VANCOUVER (Biermann) – Lohnt es sich, das Alter für das Darmkrebs-Screening in Kanada herabzusetzen? Eine Studie mit Mikrosimulations­modellen ergab jetzt, dass dadurch die Last an Darmkrebs sinken und die Lebenserwartung der kanadischen Bevölkerung zu moderaten Kosten erhöht werden kann.

Veränderungen der Leitlinien, die ein ­früheres Darmkrebs-Screening in Kanada vorschlagen, könnten gerechtfertigt sein, bilanzieren Dr. Anastasia Kalyta von BC Cancer in Vancouver, Kanada, und ihre Kollegen. Allerdings sei eine Bewertung der daraus resultierenden Auswirkungen auf die Koloskopie-Kapazität erforderlich.

In ihrer Studie hatten die Autoren die Assoziation zwischen niedrigerem Einstiegsalter für das Screening mittels fäkalem immunchemischen Test (FIT) alle 2 Jahre und der Darmkrebs-Inzidenz, Mortalität und den Kosten für das Gesundheitssystem in Kanada abgeschätzt. Für ihr Mikrosimulationsmodell nutzten sie die Plattform OncoSim.

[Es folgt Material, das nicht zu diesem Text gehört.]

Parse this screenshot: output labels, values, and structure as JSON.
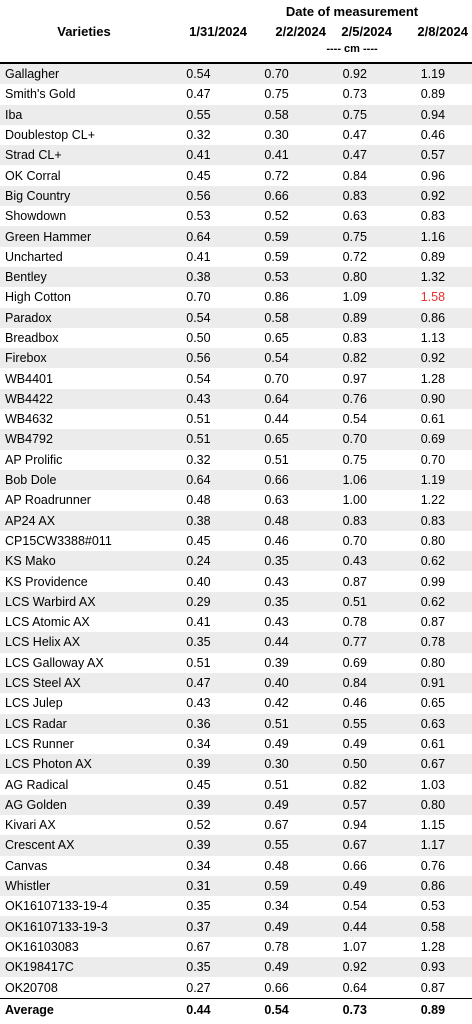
{
  "header": {
    "date_title": "Date of measurement",
    "varieties_label": "Varieties",
    "dates": [
      "1/31/2024",
      "2/2/2024",
      "2/5/2024",
      "2/8/2024"
    ],
    "unit": "---- cm ----"
  },
  "highlight_color": "#e8322d",
  "shade_color": "#ececec",
  "rows": [
    {
      "name": "Gallagher",
      "values": [
        "0.54",
        "0.70",
        "0.92",
        "1.19"
      ]
    },
    {
      "name": "Smith's Gold",
      "values": [
        "0.47",
        "0.75",
        "0.73",
        "0.89"
      ]
    },
    {
      "name": "Iba",
      "values": [
        "0.55",
        "0.58",
        "0.75",
        "0.94"
      ]
    },
    {
      "name": "Doublestop CL+",
      "values": [
        "0.32",
        "0.30",
        "0.47",
        "0.46"
      ]
    },
    {
      "name": "Strad CL+",
      "values": [
        "0.41",
        "0.41",
        "0.47",
        "0.57"
      ]
    },
    {
      "name": "OK Corral",
      "values": [
        "0.45",
        "0.72",
        "0.84",
        "0.96"
      ]
    },
    {
      "name": "Big Country",
      "values": [
        "0.56",
        "0.66",
        "0.83",
        "0.92"
      ]
    },
    {
      "name": "Showdown",
      "values": [
        "0.53",
        "0.52",
        "0.63",
        "0.83"
      ]
    },
    {
      "name": "Green Hammer",
      "values": [
        "0.64",
        "0.59",
        "0.75",
        "1.16"
      ]
    },
    {
      "name": "Uncharted",
      "values": [
        "0.41",
        "0.59",
        "0.72",
        "0.89"
      ]
    },
    {
      "name": "Bentley",
      "values": [
        "0.38",
        "0.53",
        "0.80",
        "1.32"
      ]
    },
    {
      "name": "High Cotton",
      "values": [
        "0.70",
        "0.86",
        "1.09",
        "1.58"
      ],
      "highlight": 3
    },
    {
      "name": "Paradox",
      "values": [
        "0.54",
        "0.58",
        "0.89",
        "0.86"
      ]
    },
    {
      "name": "Breadbox",
      "values": [
        "0.50",
        "0.65",
        "0.83",
        "1.13"
      ]
    },
    {
      "name": "Firebox",
      "values": [
        "0.56",
        "0.54",
        "0.82",
        "0.92"
      ]
    },
    {
      "name": "WB4401",
      "values": [
        "0.54",
        "0.70",
        "0.97",
        "1.28"
      ]
    },
    {
      "name": "WB4422",
      "values": [
        "0.43",
        "0.64",
        "0.76",
        "0.90"
      ]
    },
    {
      "name": "WB4632",
      "values": [
        "0.51",
        "0.44",
        "0.54",
        "0.61"
      ]
    },
    {
      "name": "WB4792",
      "values": [
        "0.51",
        "0.65",
        "0.70",
        "0.69"
      ]
    },
    {
      "name": "AP Prolific",
      "values": [
        "0.32",
        "0.51",
        "0.75",
        "0.70"
      ]
    },
    {
      "name": "Bob Dole",
      "values": [
        "0.64",
        "0.66",
        "1.06",
        "1.19"
      ]
    },
    {
      "name": "AP Roadrunner",
      "values": [
        "0.48",
        "0.63",
        "1.00",
        "1.22"
      ]
    },
    {
      "name": "AP24 AX",
      "values": [
        "0.38",
        "0.48",
        "0.83",
        "0.83"
      ]
    },
    {
      "name": "CP15CW3388#011",
      "values": [
        "0.45",
        "0.46",
        "0.70",
        "0.80"
      ]
    },
    {
      "name": "KS Mako",
      "values": [
        "0.24",
        "0.35",
        "0.43",
        "0.62"
      ]
    },
    {
      "name": "KS Providence",
      "values": [
        "0.40",
        "0.43",
        "0.87",
        "0.99"
      ]
    },
    {
      "name": "LCS Warbird AX",
      "values": [
        "0.29",
        "0.35",
        "0.51",
        "0.62"
      ]
    },
    {
      "name": "LCS Atomic AX",
      "values": [
        "0.41",
        "0.43",
        "0.78",
        "0.87"
      ]
    },
    {
      "name": "LCS Helix AX",
      "values": [
        "0.35",
        "0.44",
        "0.77",
        "0.78"
      ]
    },
    {
      "name": "LCS Galloway AX",
      "values": [
        "0.51",
        "0.39",
        "0.69",
        "0.80"
      ]
    },
    {
      "name": "LCS Steel AX",
      "values": [
        "0.47",
        "0.40",
        "0.84",
        "0.91"
      ]
    },
    {
      "name": "LCS Julep",
      "values": [
        "0.43",
        "0.42",
        "0.46",
        "0.65"
      ]
    },
    {
      "name": "LCS Radar",
      "values": [
        "0.36",
        "0.51",
        "0.55",
        "0.63"
      ]
    },
    {
      "name": "LCS Runner",
      "values": [
        "0.34",
        "0.49",
        "0.49",
        "0.61"
      ]
    },
    {
      "name": "LCS Photon AX",
      "values": [
        "0.39",
        "0.30",
        "0.50",
        "0.67"
      ]
    },
    {
      "name": "AG Radical",
      "values": [
        "0.45",
        "0.51",
        "0.82",
        "1.03"
      ]
    },
    {
      "name": "AG Golden",
      "values": [
        "0.39",
        "0.49",
        "0.57",
        "0.80"
      ]
    },
    {
      "name": "Kivari AX",
      "values": [
        "0.52",
        "0.67",
        "0.94",
        "1.15"
      ]
    },
    {
      "name": "Crescent AX",
      "values": [
        "0.39",
        "0.55",
        "0.67",
        "1.17"
      ]
    },
    {
      "name": "Canvas",
      "values": [
        "0.34",
        "0.48",
        "0.66",
        "0.76"
      ]
    },
    {
      "name": "Whistler",
      "values": [
        "0.31",
        "0.59",
        "0.49",
        "0.86"
      ]
    },
    {
      "name": "OK16107133-19-4",
      "values": [
        "0.35",
        "0.34",
        "0.54",
        "0.53"
      ]
    },
    {
      "name": "OK16107133-19-3",
      "values": [
        "0.37",
        "0.49",
        "0.44",
        "0.58"
      ]
    },
    {
      "name": "OK16103083",
      "values": [
        "0.67",
        "0.78",
        "1.07",
        "1.28"
      ]
    },
    {
      "name": "OK198417C",
      "values": [
        "0.35",
        "0.49",
        "0.92",
        "0.93"
      ]
    },
    {
      "name": "OK20708",
      "values": [
        "0.27",
        "0.66",
        "0.64",
        "0.87"
      ]
    }
  ],
  "average": {
    "name": "Average",
    "values": [
      "0.44",
      "0.54",
      "0.73",
      "0.89"
    ]
  }
}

Ihre Analyse umfasste 4 für die Bevölkerung repräsentative Geburtskohorten (1973–1977, 1978–1982, 1983–1987 und 1988–1992), um zuvor dokumentierte Auswirkungen der zunehmenden CRC-Inzidenz in jüngeren Geburtskohorten zu berücksichtigen. Der Beginn des Screenings mit 45 Jahren würde demnach über einen Zeitraum von 40 Jahren – vs. Screening ab 50 Jahren – zu netto 12.188 weniger CRC-Fällen, 5261 weniger CRC-Todesfällen und 92.112 zusätzlichen qualitätsadjustierten Lebensjahren (QALYs) für die Kohortenpopulation führen. Eine weitere Absenkung des Einstiegsalters auf 40 Jahre würde zu 18.135 weniger CRC-Fällen, 7988 weniger CRC-Todes­fällen und 150.373 QALYs führen.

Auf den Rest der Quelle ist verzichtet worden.